The main objectives of this project are provide quantitative information on which underutilized fish species are most likely to gain popularity with consumers in New England (using both taste experiments and survey data); collect quantitative and qualitative information on why restaurants choose to source local fish for their menus or not; evaluate if restaurant participation is a stronger financial supporter of regional community supported fisheries (CSFs) than individual households; evaluate if consumers are driven to purchase underutilized species if provided information on the status of their local fishing community, economy, and current environmental impacts; determine how marketing and other informational interventions affect consumers’ behaviors; and, identify how millennials’ perspectives and purchasing decisions in regards to seafood differ from those of the previous generations.
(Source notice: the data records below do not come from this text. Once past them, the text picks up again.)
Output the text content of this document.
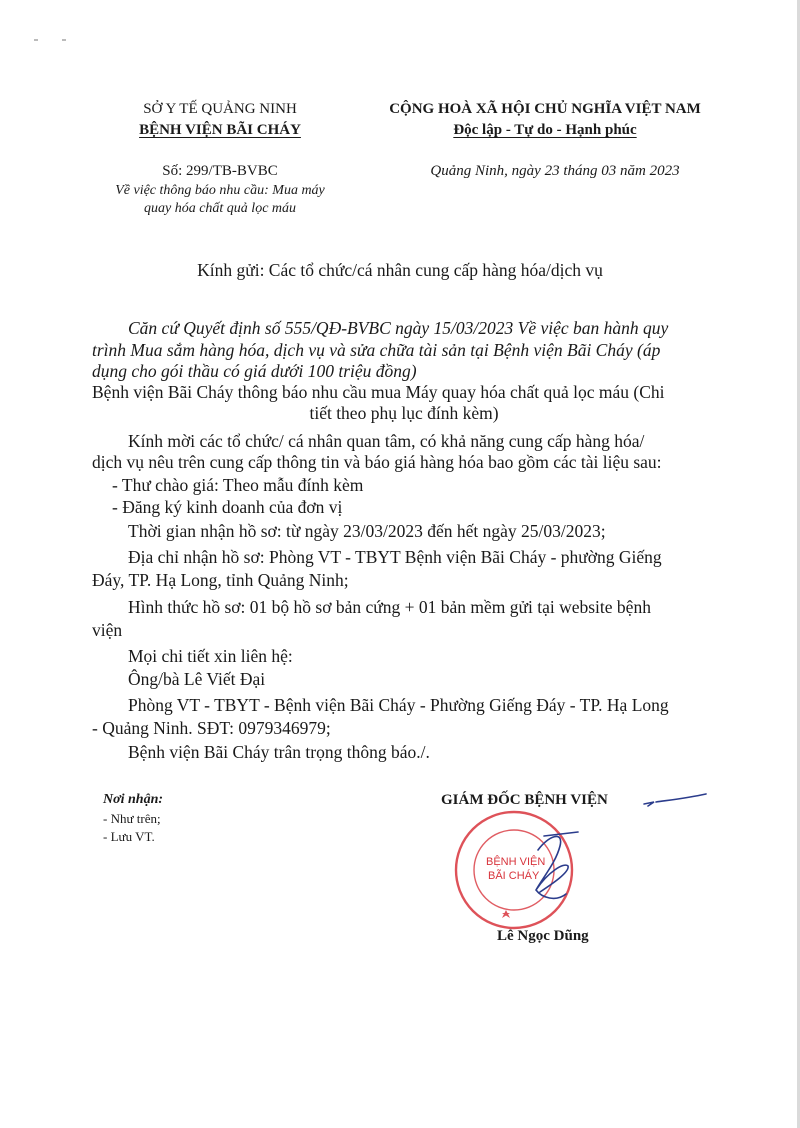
SỞ Y TẾ QUẢNG NINH
BỆNH VIỆN BÃI CHÁY
CỘNG HOÀ XÃ HỘI CHỦ NGHĨA VIỆT NAM
Độc lập - Tự do - Hạnh phúc
Số: 299/TB-BVBC
Về việc thông báo nhu cầu: Mua máy
quay hóa chất quả lọc máu
Quảng Ninh, ngày 23 tháng 03 năm 2023
Kính gửi: Các tổ chức/cá nhân cung cấp hàng hóa/dịch vụ
Căn cứ Quyết định số 555/QĐ-BVBC ngày 15/03/2023 Về việc ban hành quy
trình Mua sắm hàng hóa, dịch vụ và sửa chữa tài sản tại Bệnh viện Bãi Cháy (áp
dụng cho gói thầu có giá dưới 100 triệu đồng)
Bệnh viện Bãi Cháy thông báo nhu cầu mua Máy quay hóa chất quả lọc máu (Chi
tiết theo phụ lục đính kèm)
Kính mời các tổ chức/ cá nhân quan tâm, có khả năng cung cấp hàng hóa/
dịch vụ nêu trên cung cấp thông tin và báo giá hàng hóa bao gồm các tài liệu sau:
- Thư chào giá: Theo mẫu đính kèm
- Đăng ký kinh doanh của đơn vị
Thời gian nhận hồ sơ: từ ngày 23/03/2023 đến hết ngày 25/03/2023;
Địa chỉ nhận hồ sơ: Phòng VT - TBYT Bệnh viện Bãi Cháy - phường Giếng
Đáy, TP. Hạ Long, tỉnh Quảng Ninh;
Hình thức hồ sơ: 01 bộ hồ sơ bản cứng + 01 bản mềm gửi tại website bệnh
viện
Mọi chi tiết xin liên hệ:
Ông/bà Lê Viết Đại
Phòng VT - TBYT - Bệnh viện Bãi Cháy - Phường Giếng Đáy - TP. Hạ Long
- Quảng Ninh. SĐT: 0979346979;
Bệnh viện Bãi Cháy trân trọng thông báo./.
Nơi nhận:
- Như trên;
- Lưu VT.
GIÁM ĐỐC BỆNH VIỆN
BỆNH VIỆN
BÃI CHÁY
Lê Ngọc Dũng
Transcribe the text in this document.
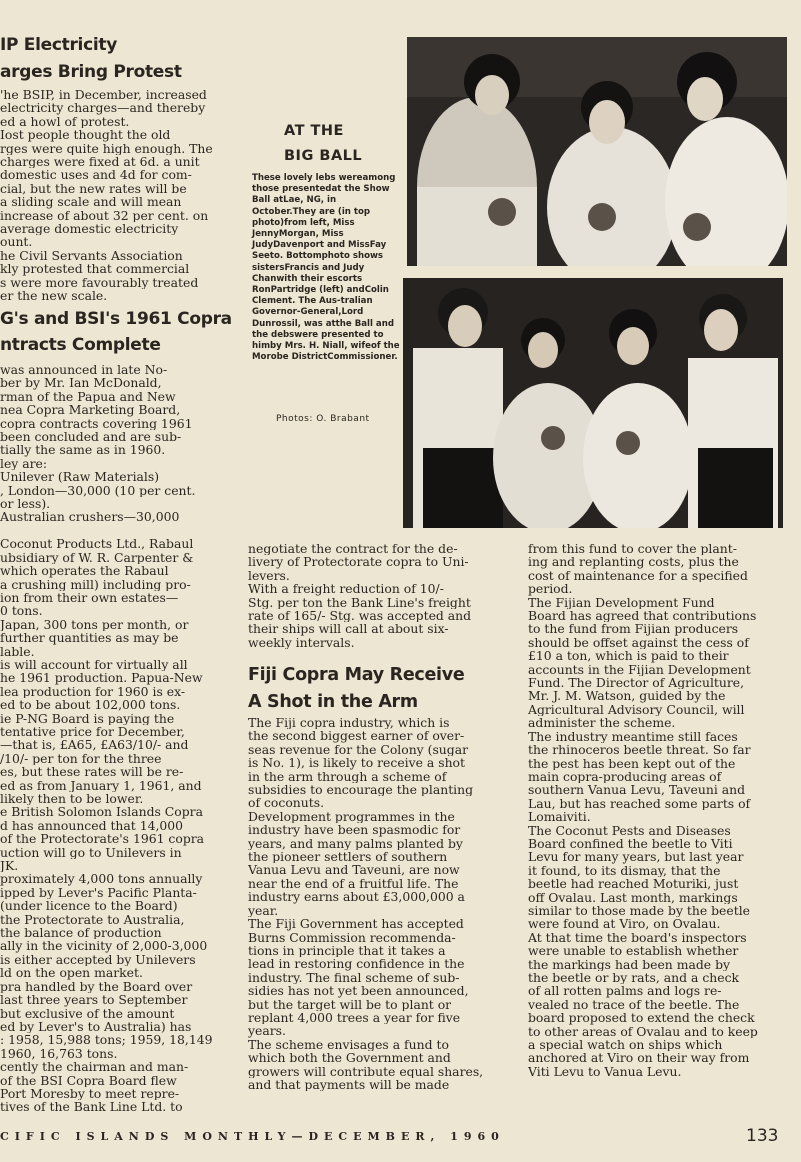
IP Electricity
arges Bring Protest
'he BSIP, in December, increased
electricity charges—and thereby
ed a howl of protest.
Iost people thought the old
rges were quite high enough. The
charges were fixed at 6d. a unit
domestic uses and 4d for com-
cial, but the new rates will be
a sliding scale and will mean
increase of about 32 per cent. on
average domestic electricity
ount.
he Civil Servants Association
kly protested that commercial
s were more favourably treated
er the new scale.
G's and BSI's 1961 Copra
ntracts Complete
was announced in late No-
ber by Mr. Ian McDonald,
rman of the Papua and New
nea Copra Marketing Board,
copra contracts covering 1961
been concluded and are sub-
tially the same as in 1960.
ley are:
Unilever (Raw Materials)
, London—30,000 (10 per cent.
or less).
Australian crushers—30,000

Coconut Products Ltd., Rabaul
ubsidiary of W. R. Carpenter &
which operates the Rabaul
a crushing mill) including pro-
ion from their own estates—
0 tons.
Japan, 300 tons per month, or
further quantities as may be
lable.
is will account for virtually all
he 1961 production. Papua-New
lea production for 1960 is ex-
ed to be about 102,000 tons.
ie P-NG Board is paying the
tentative price for December,
—that is, £A65, £A63/10/- and
/10/- per ton for the three
es, but these rates will be re-
ed as from January 1, 1961, and
likely then to be lower.
e British Solomon Islands Copra
d has announced that 14,000
of the Protectorate's 1961 copra
uction will go to Unilevers in
JK.
proximately 4,000 tons annually
ipped by Lever's Pacific Planta-
(under licence to the Board)
the Protectorate to Australia,
the balance of production
ally in the vicinity of 2,000-3,000
is either accepted by Unilevers
ld on the open market.
pra handled by the Board over
last three years to September
but exclusive of the amount
ed by Lever's to Australia) has
: 1958, 15,988 tons; 1959, 18,149
1960, 16,763 tons.
cently the chairman and man-
of the BSI Copra Board flew
Port Moresby to meet repre-
tives of the Bank Line Ltd. to
AT THE
BIG BALL
These lovely lebs wereamong those presentedat the Show Ball atLae, NG, in October.They are (in top photo)from left, Miss JennyMorgan, Miss JudyDavenport and MissFay Seeto. Bottomphoto shows sistersFrancis and Judy Chanwith their escorts RonPartridge (left) andColin Clement. The Aus-tralian Governor-General,Lord Dunrossil, was atthe Ball and the debswere presented to himby Mrs. H. Niall, wifeof the Morobe DistrictCommissioner.
Photos: O. Brabant
negotiate the contract for the de-
livery of Protectorate copra to Uni-
levers.
With a freight reduction of 10/-
Stg. per ton the Bank Line's freight
rate of 165/- Stg. was accepted and
their ships will call at about six-
weekly intervals.
Fiji Copra May Receive
A Shot in the Arm
The Fiji copra industry, which is
the second biggest earner of over-
seas revenue for the Colony (sugar
is No. 1), is likely to receive a shot
in the arm through a scheme of
subsidies to encourage the planting
of coconuts.
Development programmes in the
industry have been spasmodic for
years, and many palms planted by
the pioneer settlers of southern
Vanua Levu and Taveuni, are now
near the end of a fruitful life. The
industry earns about £3,000,000 a
year.
The Fiji Government has accepted
Burns Commission recommenda-
tions in principle that it takes a
lead in restoring confidence in the
industry. The final scheme of sub-
sidies has not yet been announced,
but the target will be to plant or
replant 4,000 trees a year for five
years.
The scheme envisages a fund to
which both the Government and
growers will contribute equal shares,
and that payments will be made
from this fund to cover the plant-
ing and replanting costs, plus the
cost of maintenance for a specified
period.
The Fijian Development Fund
Board has agreed that contributions
to the fund from Fijian producers
should be offset against the cess of
£10 a ton, which is paid to their
accounts in the Fijian Development
Fund. The Director of Agriculture,
Mr. J. M. Watson, guided by the
Agricultural Advisory Council, will
administer the scheme.
The industry meantime still faces
the rhinoceros beetle threat. So far
the pest has been kept out of the
main copra-producing areas of
southern Vanua Levu, Taveuni and
Lau, but has reached some parts of
Lomaiviti.
The Coconut Pests and Diseases
Board confined the beetle to Viti
Levu for many years, but last year
it found, to its dismay, that the
beetle had reached Moturiki, just
off Ovalau. Last month, markings
similar to those made by the beetle
were found at Viro, on Ovalau.
At that time the board's inspectors
were unable to establish whether
the markings had been made by
the beetle or by rats, and a check
of all rotten palms and logs re-
vealed no trace of the beetle. The
board proposed to extend the check
to other areas of Ovalau and to keep
a special watch on ships which
anchored at Viro on their way from
Viti Levu to Vanua Levu.
CIFIC ISLANDS MONTHLY—DECEMBER, 1960	133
By addressing these objectives, this project will show how marketing and regional public relations can be improved, identify if restaurants offering locally caught fish can stabilize and grow domestic fishing cultures and economies, quantify to what extent fishermen could financially benefit by keeping and selling underutilized species, project which underutilized species could become the next highly demanded fish, and evaluate how ecological, economic, and/or environmental information can be marketed and delivered in order to promote the consumption of underutilized species.

"Sustainability", " Consumer Behavior", " Restaurants"
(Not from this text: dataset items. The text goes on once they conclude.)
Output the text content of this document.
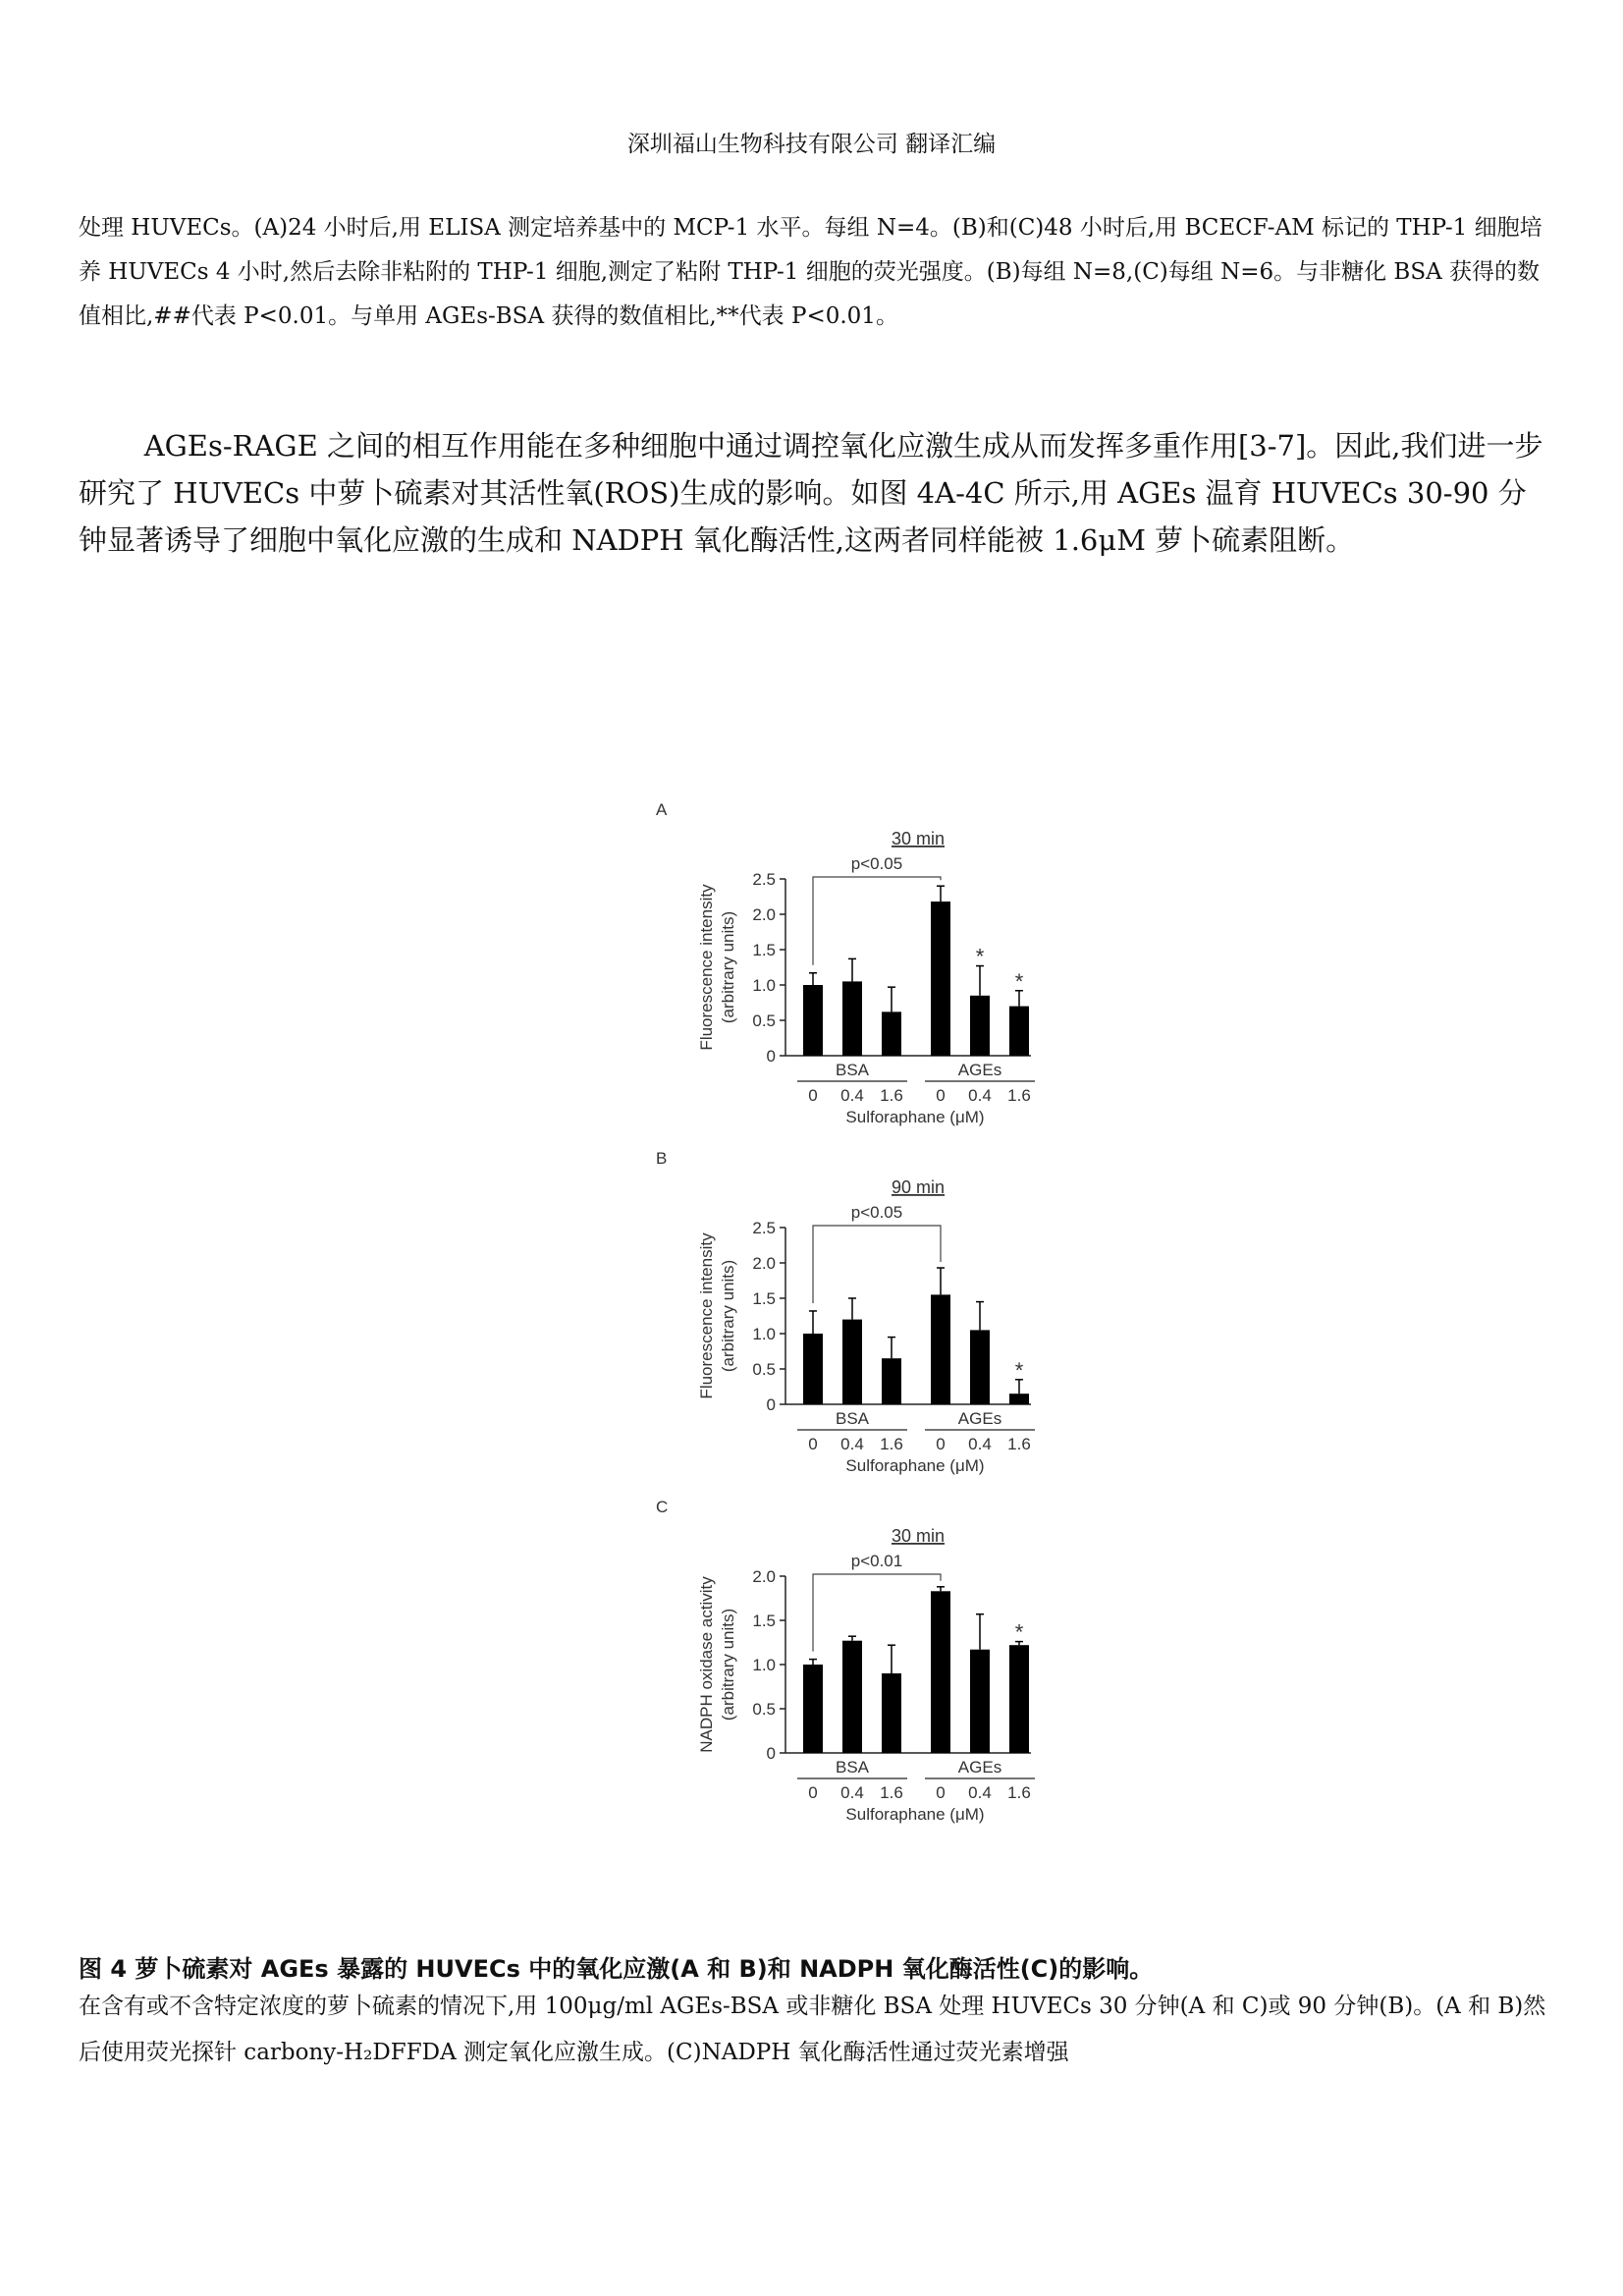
深圳福山生物科技有限公司 翻译汇编
处理 HUVECs。(A)24 小时后,用 ELISA 测定培养基中的 MCP-1 水平。每组 N=4。(B)和(C)48 小时后,用 BCECF-AM 标记的 THP-1 细胞培养 HUVECs 4 小时,然后去除非粘附的 THP-1 细胞,测定了粘附 THP-1 细胞的荧光强度。(B)每组 N=8,(C)每组 N=6。与非糖化 BSA 获得的数值相比,##代表 P<0.01。与单用 AGEs-BSA 获得的数值相比,**代表 P<0.01。
AGEs-RAGE 之间的相互作用能在多种细胞中通过调控氧化应激生成从而发挥多重作用[3-7]。因此,我们进一步研究了 HUVECs 中萝卜硫素对其活性氧(ROS)生成的影响。如图 4A-4C 所示,用 AGEs 温育 HUVECs 30-90 分钟显著诱导了细胞中氧化应激的生成和 NADPH 氧化酶活性,这两者同样能被 1.6μM 萝卜硫素阻断。
A
30 min
0
0.5
1.0
1.5
2.0
2.5
Fluorescence intensity (arbitrary units)	*
*
p<0.05
BSA	AGEs
0 0.4 1.6 0 0.4 1.6
Sulforaphane (μM)
B
90 min
0
0.5
1.0
1.5
2.0
2.5
Fluorescence intensity (arbitrary units)	*
p<0.05
BSA	AGEs
0 0.4 1.6 0 0.4 1.6
Sulforaphane (μM)
C
30 min
0
0.5
1.0
1.5
2.0
NADPH oxidase activity (arbitrary units)	*
p<0.01
BSA	AGEs
0 0.4 1.6 0 0.4 1.6
Sulforaphane (μM)
图 4 萝卜硫素对 AGEs 暴露的 HUVECs 中的氧化应激(A 和 B)和 NADPH 氧化酶活性(C)的影响。
在含有或不含特定浓度的萝卜硫素的情况下,用 100μg/ml AGEs-BSA 或非糖化 BSA 处理 HUVECs 30 分钟(A 和 C)或 90 分钟(B)。(A 和 B)然后使用荧光探针 carbony-H₂DFFDA 测定氧化应激生成。(C)NADPH 氧化酶活性通过荧光素增强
Food Production and Sustainability
Paper Presentation in a Themed Session



Dr. Daniel Remar

Currently I am an Assistant Professor in the Hospitality Management Program, housed in the business school, at the University of New Hampshire, where I teach the food and beverage portion of the undergraduate curriculum. I have spent most of my professional life working with or around food. After spending several years cooking and working in kitchens across the U.S. and France, I decided to shift my career to a more academic focus. I received a master’s degree in Gastronomy from Boston University and my Ph.D. in Hospitality Management from the University of South Carolina. My research centers primarily around sustainability and foodservice, and focuses upon issues related to local food (and seafood) and restaurant consumer behavior. Perhaps it goes without saying, but I love to cook (and do it all the time with my wife who I met in grad school), and I also enjoy fishing and being near the water.